Parrtjima + Alice springs beanie festival, Mparntwe/Alice Springs
Ancient traditions meet New-Age technology to spectacular effect at Parrtjima (parrtjimaaustralia.com.au), the celebrated annual festival of light (pictured below right). Over 10 days, works by Aboriginal artists are transformed into mesmerising light installations and projected against the imposing 300-million-year-old backdrop of the MacDonnell Ranges. The 2022 event will light up the Central Australian night sky from 8–17 April. Alice Springs is also home to the delightfully quirky Beanie Festival (beaniefest.org), with Aboriginal and non-Aboriginal artists gathering together to celebrate the humble beanie. This year’s festival will take place at Araluen Arts Centre from 24-27 June.
Big Red Bash, Birdsville
There are three things in Birdsville that everyone knows about: the iconic hotel, the annual race meeting and the Big Red Bash (above right), a three-day extravaganza of Aussie music held in the breathtaking surrounds of Munga Thirri National Park (Simpson Desert). Proudly boasting to being the most remote music festival in the world, the tyranny of distance doesn’t stop crowds from flocking to see some of Australian music’s biggest artists, including the likes of Jimmy Barnes, Missy Higgins, Kasey Chambers and Kate Ceberano on the 2022 bill, scheduled to take place from 5–7 July.
Darwin Aboriginal Art Fair
Having been established in 2007, the Darwin Aboriginal Art Fair (DAAF), held on Larrakia Country, has gone on to become the country’s largest and most significant Aboriginal and Torres Strait Islander visual arts event. With more than 70 Aboriginal and Torres Strait Islander Art Centres in attendance, representing more than 2000 artists, DAAF also boasts a program of cultural events including artist talks, dance, music, food and the hugely popular Country to Couture runway show (below left). And the best thing about DAAF is that it gives art lovers the chance to buy Indigenous art in an ethical and responsible manner, with 100 per cent of the money raised from the sale of artworks (both at the show and as part of its new online program) going directly to the artists and their communities. The 2022 fair will take place from 5–7 August.

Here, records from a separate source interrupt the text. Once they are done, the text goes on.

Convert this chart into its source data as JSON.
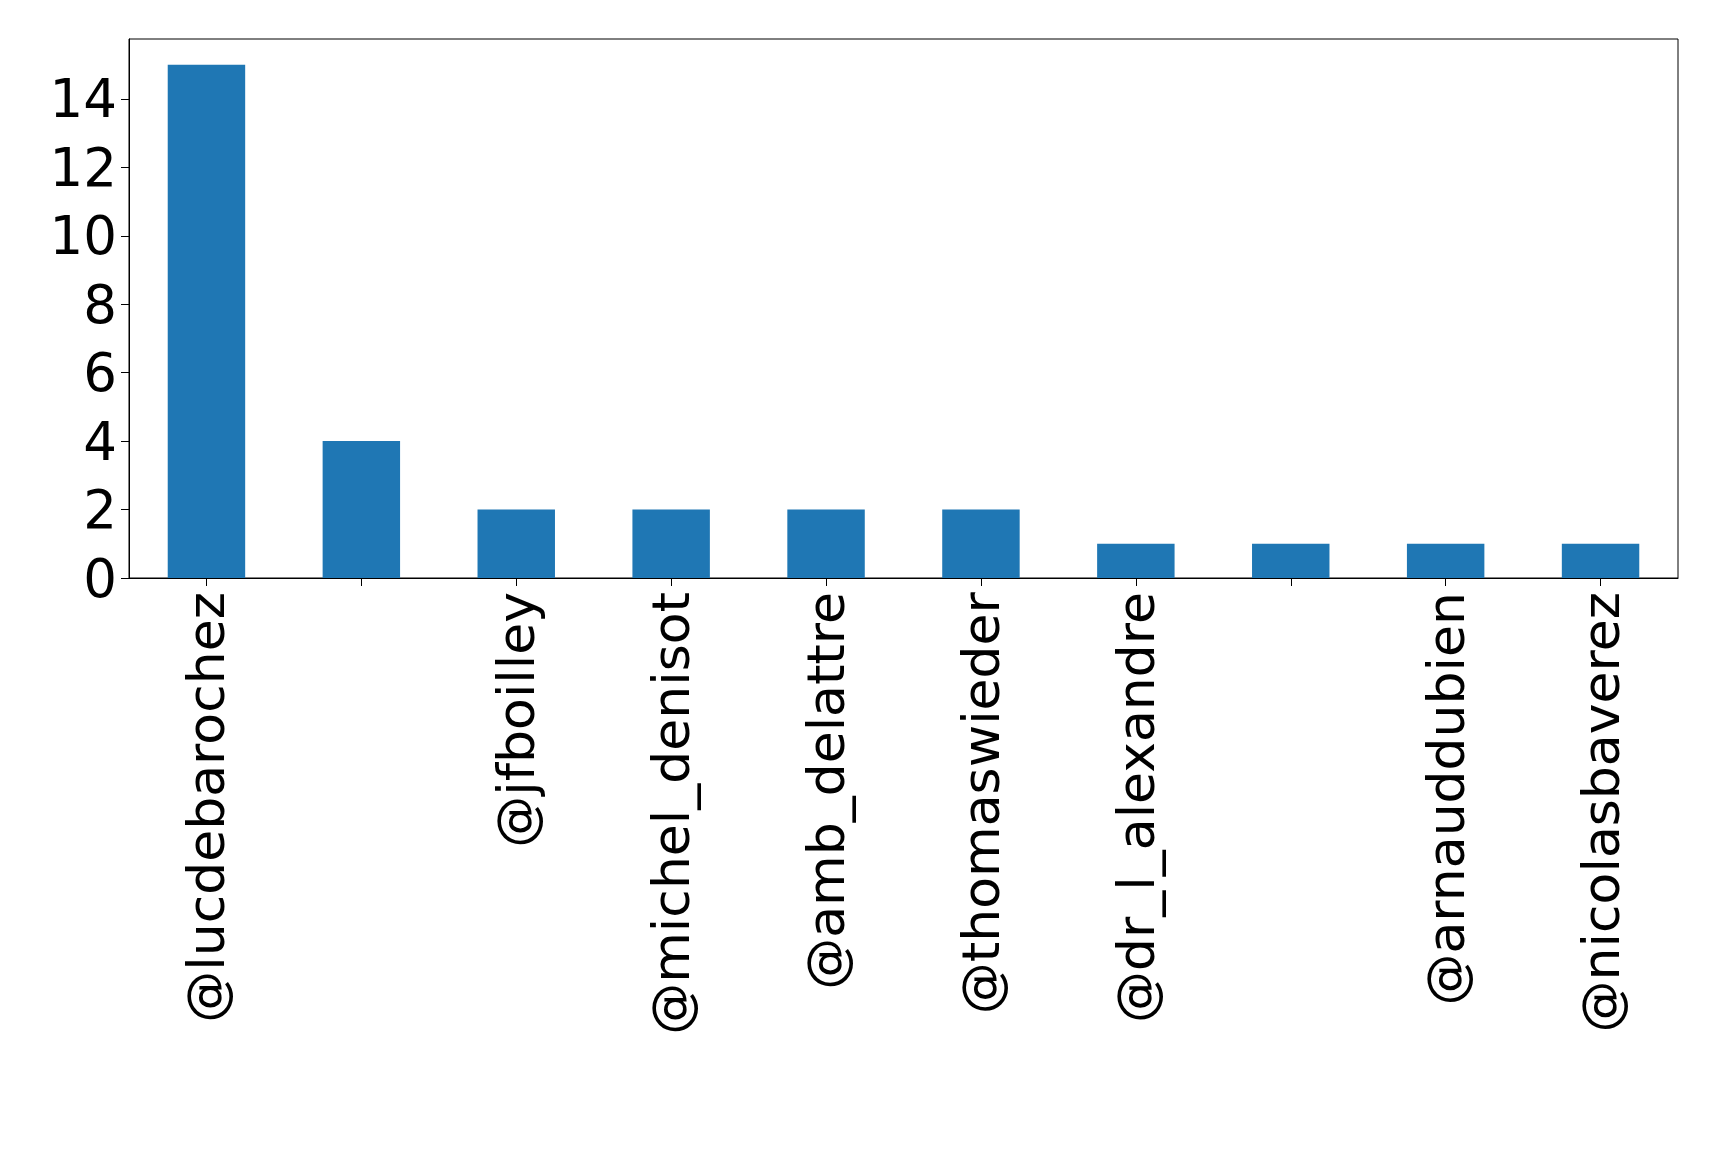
{
  "chart_data": {
    "type": "bar",
    "categories": [
      "@lucdebarochez",
      null,
      "@jfboilley",
      "@michel_denisot",
      "@amb_delattre",
      "@thomaswieder",
      "@dr_l_alexandre",
      null,
      "@arnauddubien",
      "@nicolasbaverez"
    ],
    "values": [
      15,
      4,
      2,
      2,
      2,
      2,
      1,
      1,
      1,
      1
    ],
    "color": "#1f77b4",
    "ylim": [
      0,
      15.75
    ],
    "yticks": [
      0,
      2,
      4,
      6,
      8,
      10,
      12,
      14
    ],
    "grid": false
  }
}
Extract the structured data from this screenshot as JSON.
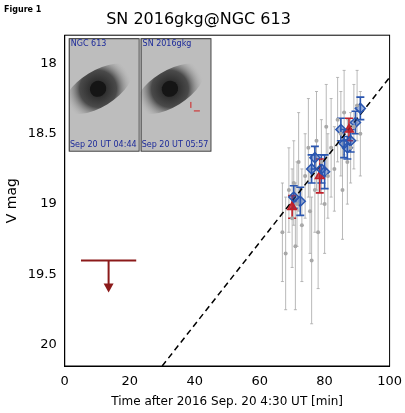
{
  "chart_data": {
    "type": "scatter",
    "title": "SN 2016gkg@NGC 613",
    "figure_label": "Figure 1",
    "x_label": "Time after 2016 Sep. 20 4:30 UT [min]",
    "y_label": "V mag",
    "xlim": [
      0,
      100
    ],
    "xticks": [
      0,
      20,
      40,
      60,
      80,
      100
    ],
    "ylim": [
      20.15,
      17.8
    ],
    "yticks": [
      18,
      18.5,
      19,
      19.5,
      20
    ],
    "grid": false,
    "insets": [
      {
        "label": "NGC 613",
        "date": "Sep 20 UT 04:44"
      },
      {
        "label": "SN 2016gkg",
        "date": "Sep 20 UT 05:57"
      }
    ],
    "series": [
      {
        "color": "#a8a8a8",
        "marker": "circle",
        "x": [
          67,
          68,
          69,
          70,
          70.5,
          71,
          71.5,
          72,
          73,
          74,
          75,
          75.5,
          76,
          77,
          77.5,
          78,
          79,
          80,
          80.5,
          81,
          82,
          83,
          84,
          85,
          85.5,
          86,
          87,
          88,
          89,
          90,
          91
        ],
        "values": [
          19.2,
          19.35,
          18.9,
          19.1,
          18.85,
          19.3,
          19.0,
          18.7,
          19.15,
          18.8,
          18.6,
          19.05,
          19.4,
          18.9,
          18.55,
          19.2,
          18.7,
          19.0,
          18.45,
          18.8,
          18.6,
          18.75,
          18.4,
          18.5,
          18.9,
          18.35,
          18.7,
          18.6,
          18.45,
          18.3,
          18.5
        ],
        "errors": [
          0.35,
          0.4,
          0.3,
          0.35,
          0.3,
          0.45,
          0.3,
          0.35,
          0.4,
          0.3,
          0.35,
          0.3,
          0.45,
          0.3,
          0.35,
          0.4,
          0.3,
          0.35,
          0.3,
          0.3,
          0.35,
          0.3,
          0.3,
          0.3,
          0.35,
          0.3,
          0.3,
          0.25,
          0.3,
          0.25,
          0.3
        ]
      },
      {
        "color": "#2a56b0",
        "marker": "diamond",
        "x": [
          70.5,
          72.5,
          76,
          77,
          79,
          80,
          85,
          86,
          87,
          88,
          89.5,
          91
        ],
        "values": [
          18.95,
          18.98,
          18.75,
          18.67,
          18.75,
          18.77,
          18.47,
          18.57,
          18.6,
          18.55,
          18.42,
          18.32
        ],
        "errors": [
          0.08,
          0.1,
          0.1,
          0.08,
          0.1,
          0.12,
          0.08,
          0.1,
          0.08,
          0.08,
          0.08,
          0.08
        ]
      },
      {
        "color": "#c0202a",
        "marker": "triangle",
        "x": [
          70,
          78.5,
          87.5
        ],
        "values": [
          19.02,
          18.8,
          18.47
        ],
        "errors": [
          0.08,
          0.12,
          0.08
        ]
      },
      {
        "type": "line",
        "color": "#000000",
        "line_style": "dashed",
        "x": [
          30,
          100
        ],
        "values": [
          20.15,
          18.1
        ]
      },
      {
        "type": "upper_limit",
        "color": "#8b1a1a",
        "x": [
          5,
          22
        ],
        "values": [
          19.4,
          19.4
        ]
      }
    ]
  }
}
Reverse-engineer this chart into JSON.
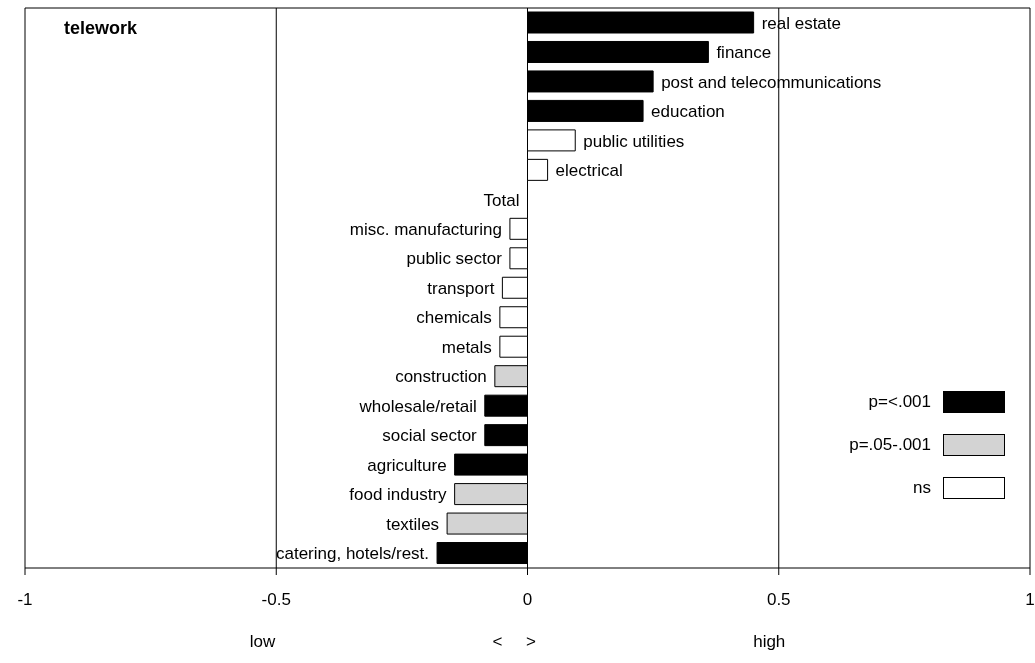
{
  "chart_data": {
    "type": "bar",
    "orientation": "horizontal",
    "stacked": true,
    "title": "telework",
    "xlabel": "low                                              <     >                                              high",
    "categories": [
      "real estate",
      "finance",
      "post and telecommunications",
      "education",
      "public utilities",
      "electrical",
      "Total",
      "misc. manufacturing",
      "public sector",
      "transport",
      "chemicals",
      "metals",
      "construction",
      "wholesale/retail",
      "social sector",
      "agriculture",
      "food industry",
      "textiles",
      "catering, hotels/rest."
    ],
    "series": [
      {
        "name": "p=<.001",
        "color": "#000000",
        "values": [
          0.45,
          0.36,
          0.25,
          0.23,
          null,
          null,
          null,
          null,
          null,
          null,
          null,
          null,
          null,
          -0.085,
          -0.085,
          -0.145,
          null,
          null,
          -0.18
        ]
      },
      {
        "name": "p=.05-.001",
        "color": "#d3d3d3",
        "values": [
          null,
          null,
          null,
          null,
          null,
          null,
          null,
          null,
          null,
          null,
          null,
          null,
          -0.065,
          null,
          null,
          null,
          -0.145,
          -0.16,
          null
        ]
      },
      {
        "name": "ns",
        "color": "#ffffff",
        "values": [
          null,
          null,
          null,
          null,
          0.095,
          0.04,
          0,
          -0.035,
          -0.035,
          -0.05,
          -0.055,
          -0.055,
          null,
          null,
          null,
          null,
          null,
          null,
          null
        ]
      }
    ],
    "xlim": [
      -1,
      1
    ],
    "xticks": [
      -1,
      -0.5,
      0,
      0.5,
      1
    ],
    "grid": "x",
    "legend": "right"
  }
}
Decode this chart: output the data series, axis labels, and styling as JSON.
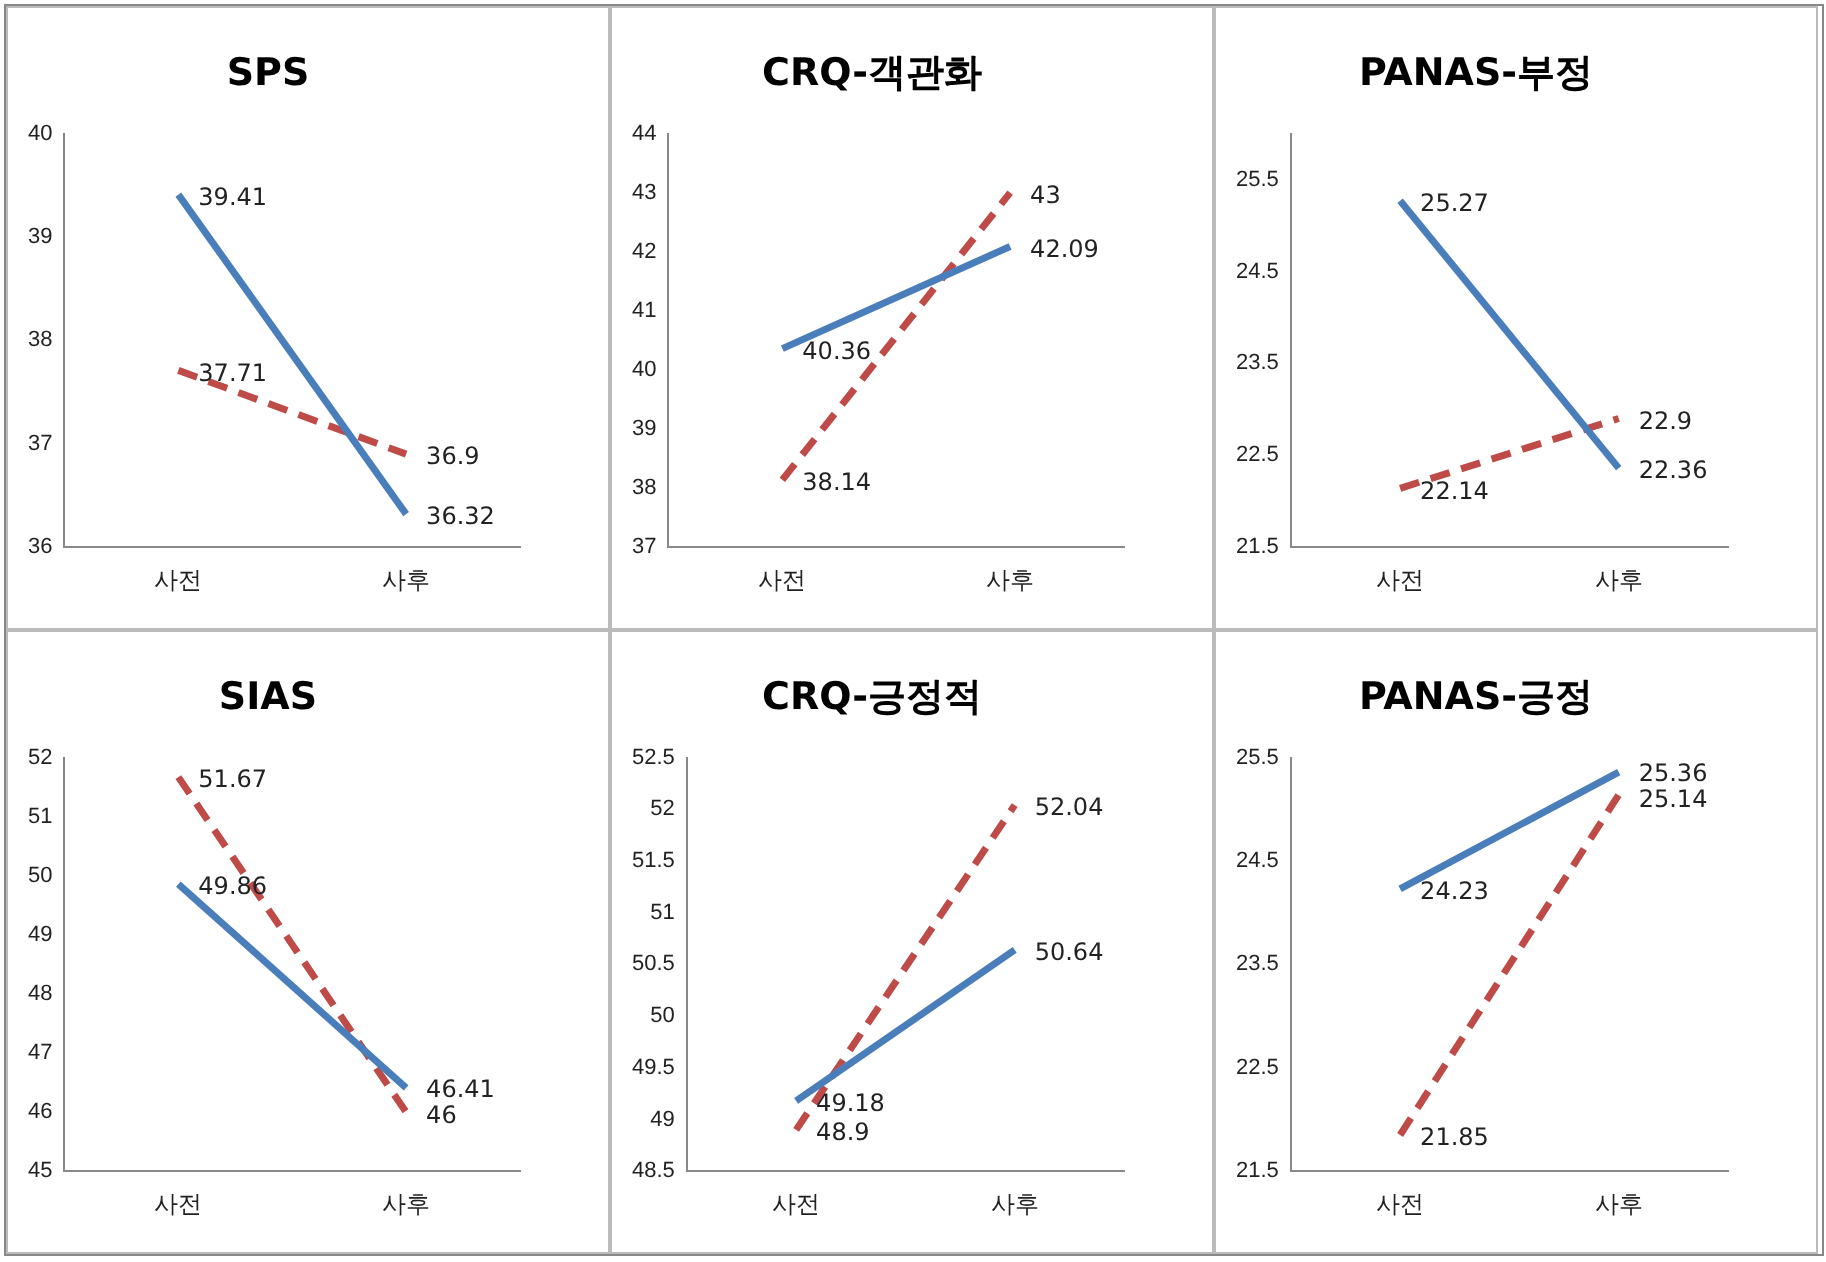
{
  "chart_data": [
    {
      "type": "line",
      "title": "SPS",
      "categories": [
        "사전",
        "사후"
      ],
      "ylim": [
        36,
        40
      ],
      "yticks": [
        36,
        37,
        38,
        39,
        40
      ],
      "grid": false,
      "legend": false,
      "marker": "none",
      "data_labels": true,
      "series": [
        {
          "color": "#4a7ebb",
          "line_style": "solid",
          "values": [
            39.41,
            36.32
          ]
        },
        {
          "color": "#be4b48",
          "line_style": "dashed",
          "values": [
            37.71,
            36.9
          ]
        }
      ]
    },
    {
      "type": "line",
      "title": "CRQ-객관화",
      "categories": [
        "사전",
        "사후"
      ],
      "ylim": [
        37,
        44
      ],
      "yticks": [
        37,
        38,
        39,
        40,
        41,
        42,
        43,
        44
      ],
      "grid": false,
      "legend": false,
      "marker": "none",
      "data_labels": true,
      "series": [
        {
          "color": "#4a7ebb",
          "line_style": "solid",
          "values": [
            40.36,
            42.09
          ]
        },
        {
          "color": "#be4b48",
          "line_style": "dashed",
          "values": [
            38.14,
            43
          ]
        }
      ]
    },
    {
      "type": "line",
      "title": "PANAS-부정",
      "categories": [
        "사전",
        "사후"
      ],
      "ylim": [
        21.5,
        26
      ],
      "yticks": [
        21.5,
        22.5,
        23.5,
        24.5,
        25.5
      ],
      "grid": false,
      "legend": false,
      "marker": "none",
      "data_labels": true,
      "series": [
        {
          "color": "#4a7ebb",
          "line_style": "solid",
          "values": [
            25.27,
            22.36
          ]
        },
        {
          "color": "#be4b48",
          "line_style": "dashed",
          "values": [
            22.14,
            22.9
          ]
        }
      ]
    },
    {
      "type": "line",
      "title": "SIAS",
      "categories": [
        "사전",
        "사후"
      ],
      "ylim": [
        45,
        52
      ],
      "yticks": [
        45,
        46,
        47,
        48,
        49,
        50,
        51,
        52
      ],
      "grid": false,
      "legend": false,
      "marker": "none",
      "data_labels": true,
      "series": [
        {
          "color": "#4a7ebb",
          "line_style": "solid",
          "values": [
            49.86,
            46.41
          ]
        },
        {
          "color": "#be4b48",
          "line_style": "dashed",
          "values": [
            51.67,
            46
          ]
        }
      ]
    },
    {
      "type": "line",
      "title": "CRQ-긍정적",
      "categories": [
        "사전",
        "사후"
      ],
      "ylim": [
        48.5,
        52.5
      ],
      "yticks": [
        48.5,
        49,
        49.5,
        50,
        50.5,
        51,
        51.5,
        52,
        52.5
      ],
      "grid": false,
      "legend": false,
      "marker": "none",
      "data_labels": true,
      "series": [
        {
          "color": "#4a7ebb",
          "line_style": "solid",
          "values": [
            49.18,
            50.64
          ]
        },
        {
          "color": "#be4b48",
          "line_style": "dashed",
          "values": [
            48.9,
            52.04
          ]
        }
      ]
    },
    {
      "type": "line",
      "title": "PANAS-긍정",
      "categories": [
        "사전",
        "사후"
      ],
      "ylim": [
        21.5,
        25.5
      ],
      "yticks": [
        21.5,
        22.5,
        23.5,
        24.5,
        25.5
      ],
      "grid": false,
      "legend": false,
      "marker": "none",
      "data_labels": true,
      "series": [
        {
          "color": "#4a7ebb",
          "line_style": "solid",
          "values": [
            24.23,
            25.36
          ]
        },
        {
          "color": "#be4b48",
          "line_style": "dashed",
          "values": [
            21.85,
            25.14
          ]
        }
      ]
    }
  ]
}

The Broken Hill Mundi Mundi Bash
This is the country’s newest outback festival, and in 2022 it will be held twice – from 21–23 April and 18–20 August. From the organisers of the Big Red Bash, the action takes place on the Mundi Mundi Plains with the Barrier Ranges in the background. The line-up for the family-friendly, all-ages festival includes Paul Kelly, Ian Moss and John Williamson in April and Busby Marou, Jon Stevens and Daryl Braithwaite in August.